Шрифт:
Когда отец вылез с мокрым котенком, он сказал:
— Повезло чертенку, что бревно туда кто-то кинул, на бревне сидел, не было бы бревна, сразу утонул бы и пикнуть не успел!
Так у нас появился кот Васька.
Помню, как тетка моя посадила в гнездо птенца. Мы нашли его под березой в саду, он громко пищал, разевая пасть.
— Слава богу, — сказал дед, — что мы нашли его первее Васьки.
Тетке сделали чалму на голове, посадили в нее птенца, и она полезла. Она лезла медленно. По лестнице, потом по стволу дерева. Она шибко ободрала свои толстые крепкие ноги, мы долго рассматривали ссадины… Мать порывалась помазать их зеленкой, а отец говорил:
— Хорош тебе приставать, само пройдет, и не такое бывает.
А потом у нас сгорел курятник. Не у нас, а у соседей. Никто, кроме кур, не пострадал. Я всем говорил, что во всем виноват Кощей. Я имел в виду ту табличку, которую дед повесил на свой сарайчик, где он хранил макулатуру и сушил веники. Дед занимался различными делами по дому: дровами, топил, по огороду немного, но самым его любимым занятием было сидеть в сарае, вязать веники, попивать водочку, разбирать старые газеты и журналы, он что-то из них вырезал, подклеивал какие-то статьи в большой альбом «для рисования», за что на него злилась бабка, злилась и приговаривала:
— Да когда ж это кончится! Господи боже мой! Мало тебе одного раза! Нет, надо опять свой нос не в свое дело сувать! И когда ты уймешься! Ты ж знаешь, какая у нас соседка! Какие она письма пишет! Бог его знает, что написать, куда надо, может!
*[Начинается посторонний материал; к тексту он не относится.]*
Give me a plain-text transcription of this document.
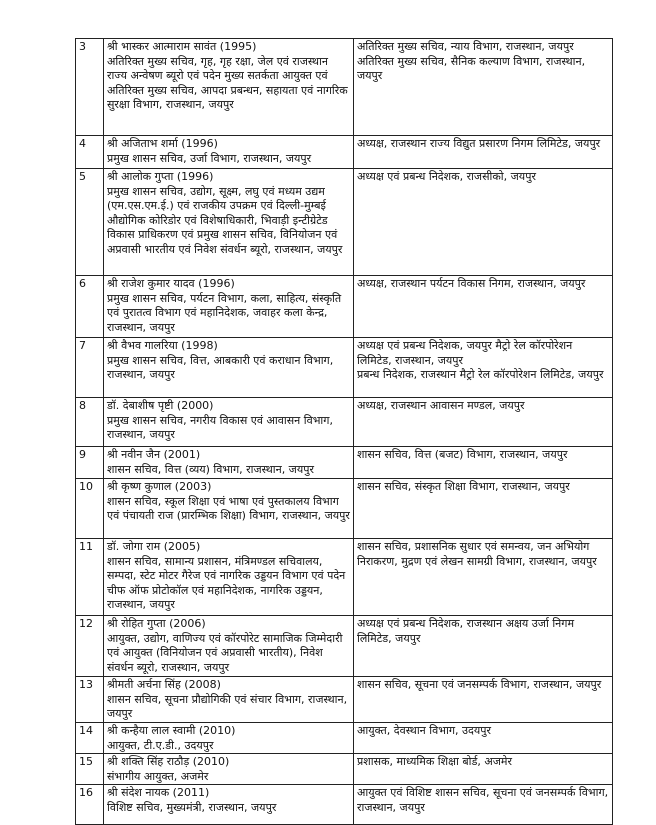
3	श्री भास्कर आत्माराम सावंत (1995)
अतिरिक्त मुख्य सचिव, गृह, गृह रक्षा, जेल एवं राजस्थान राज्य अन्वेषण ब्यूरो एवं पदेन मुख्य सतर्कता आयुक्त एवं अतिरिक्त मुख्य सचिव, आपदा प्रबन्धन, सहायता एवं नागरिक सुरक्षा विभाग, राजस्थान, जयपुर	अतिरिक्त मुख्य सचिव, न्याय विभाग, राजस्थान, जयपुर
अतिरिक्त मुख्य सचिव, सैनिक कल्याण विभाग, राजस्थान, जयपुर

4	श्री अजिताभ शर्मा (1996)
प्रमुख शासन सचिव, उर्जा विभाग, राजस्थान, जयपुर	अध्यक्ष, राजस्थान राज्य विद्युत प्रसारण निगम लिमिटेड, जयपुर

5	श्री आलोक गुप्ता (1996)
प्रमुख शासन सचिव, उद्योग, सूक्ष्म, लघु एवं मध्यम उद्यम (एम.एस.एम.ई.) एवं राजकीय उपक्रम एवं दिल्ली-मुम्बई औद्योगिक कोरिडोर एवं विशेषाधिकारी, भिवाड़ी इन्टीग्रेटेड विकास प्राधिकरण एवं प्रमुख शासन सचिव, विनियोजन एवं अप्रवासी भारतीय एवं निवेश संवर्धन ब्यूरो, राजस्थान, जयपुर	अध्यक्ष एवं प्रबन्ध निदेशक, राजसीको, जयपुर

6	श्री राजेश कुमार यादव (1996)
प्रमुख शासन सचिव, पर्यटन विभाग, कला, साहित्य, संस्कृति एवं पुरातत्व विभाग एवं महानिदेशक, जवाहर कला केन्द्र, राजस्थान, जयपुर	अध्यक्ष, राजस्थान पर्यटन विकास निगम, राजस्थान, जयपुर

7	श्री वैभव गालरिया (1998)
प्रमुख शासन सचिव, वित्त, आबकारी एवं कराधान विभाग, राजस्थान, जयपुर	अध्यक्ष एवं प्रबन्ध निदेशक, जयपुर मैट्रो रेल कॉरपोरेशन लिमिटेड, राजस्थान, जयपुर
प्रबन्ध निदेशक, राजस्थान मैट्रो रेल कॉरपोरेशन लिमिटेड, जयपुर

8	डॉ. देबाशीष पृष्टी (2000)
प्रमुख शासन सचिव, नगरीय विकास एवं आवासन विभाग, राजस्थान, जयपुर	अध्यक्ष, राजस्थान आवासन मण्डल, जयपुर

9	श्री नवीन जैन (2001)
शासन सचिव, वित्त (व्यय) विभाग, राजस्थान, जयपुर	शासन सचिव, वित्त (बजट) विभाग, राजस्थान, जयपुर

10	श्री कृष्ण कुणाल (2003)
शासन सचिव, स्कूल शिक्षा एवं भाषा एवं पुस्तकालय विभाग एवं पंचायती राज (प्रारम्भिक शिक्षा) विभाग, राजस्थान, जयपुर	शासन सचिव, संस्कृत शिक्षा विभाग, राजस्थान, जयपुर

11	डॉ. जोगा राम (2005)
शासन सचिव, सामान्य प्रशासन, मंत्रिमण्डल सचिवालय, सम्पदा, स्टेट मोटर गैरेज एवं नागरिक उड्डयन विभाग एवं पदेन चीफ ऑफ प्रोटोकॉल एवं महानिदेशक, नागरिक उड्डयन, राजस्थान, जयपुर	शासन सचिव, प्रशासनिक सुधार एवं समन्वय, जन अभियोग निराकरण, मुद्रण एवं लेखन सामग्री विभाग, राजस्थान, जयपुर

12	श्री रोहित गुप्ता (2006)
आयुक्त, उद्योग, वाणिज्य एवं कॉरपोरेट सामाजिक जिम्मेदारी एवं आयुक्त (विनियोजन एवं अप्रवासी भारतीय), निवेश संवर्धन ब्यूरो, राजस्थान, जयपुर	अध्यक्ष एवं प्रबन्ध निदेशक, राजस्थान अक्षय उर्जा निगम लिमिटेड, जयपुर

13	श्रीमती अर्चना सिंह (2008)
शासन सचिव, सूचना प्रौद्योगिकी एवं संचार विभाग, राजस्थान, जयपुर	शासन सचिव, सूचना एवं जनसम्पर्क विभाग, राजस्थान, जयपुर

14	श्री कन्हैया लाल स्वामी (2010)
आयुक्त, टी.ए.डी., उदयपुर	आयुक्त, देवस्थान विभाग, उदयपुर

15	श्री शक्ति सिंह राठौड़ (2010)
संभागीय आयुक्त, अजमेर	प्रशासक, माध्यमिक शिक्षा बोर्ड, अजमेर

16	श्री संदेश नायक (2011)
विशिष्ट सचिव, मुख्यमंत्री, राजस्थान, जयपुर	आयुक्त एवं विशिष्ट शासन सचिव, सूचना एवं जनसम्पर्क विभाग, राजस्थान, जयपुर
Дед на это реагировал однозначно: махнет рукой, скажет «Не каркай ты!» и снова идет в сарай, вяжет веники, разбирает макулатуру да курит свою махорку.
Бывало, к нему туда заглядывал дядя Клима — и тогда они бегали в магазин садами.
А потом мы с Лешкой стали к нему залезать, шарить, курить махорку. Лешка умело крутил большие сигары из газеты, поджигал и тут же умело задувал — и они курились, и ели глаза. Однажды мы так здорово курили, что дед подумал, будто у него схватился сарай, прибежал, а там мы — курим. Нам попало от него тогда, за уши отодрал бесенят. После того случая дед предупредительно прибил на дверь сарая табличку «Осторожно! Высокое напряжение». На ней был нарисован череп, сквозь который била молния. Это и был Кощей.
Мы поначалу боялись, швыряли в Кощея камнями, а потом Лешка, отодрав доску, влез через проем в задней стенке, мы накурились, мне даже стало плохо, нас снова поймали и наказали. Лешку отослали к родителям, и его отлупил отец, которого все звали Инженер, хотя никаким инженером он не был, а был он сварщиком.
Лешка всегда сильно обижался на лупцовку, убегал из дому, отбежит, побитый, встанет на насыпь, за которой начинались лес да болота, и кричит:
— Не буду с вами жить! Ухожу от вас! А от тебя первого ухожу! Инженер ёбаный!
— Скатертью дорога! — кричал ему папашка.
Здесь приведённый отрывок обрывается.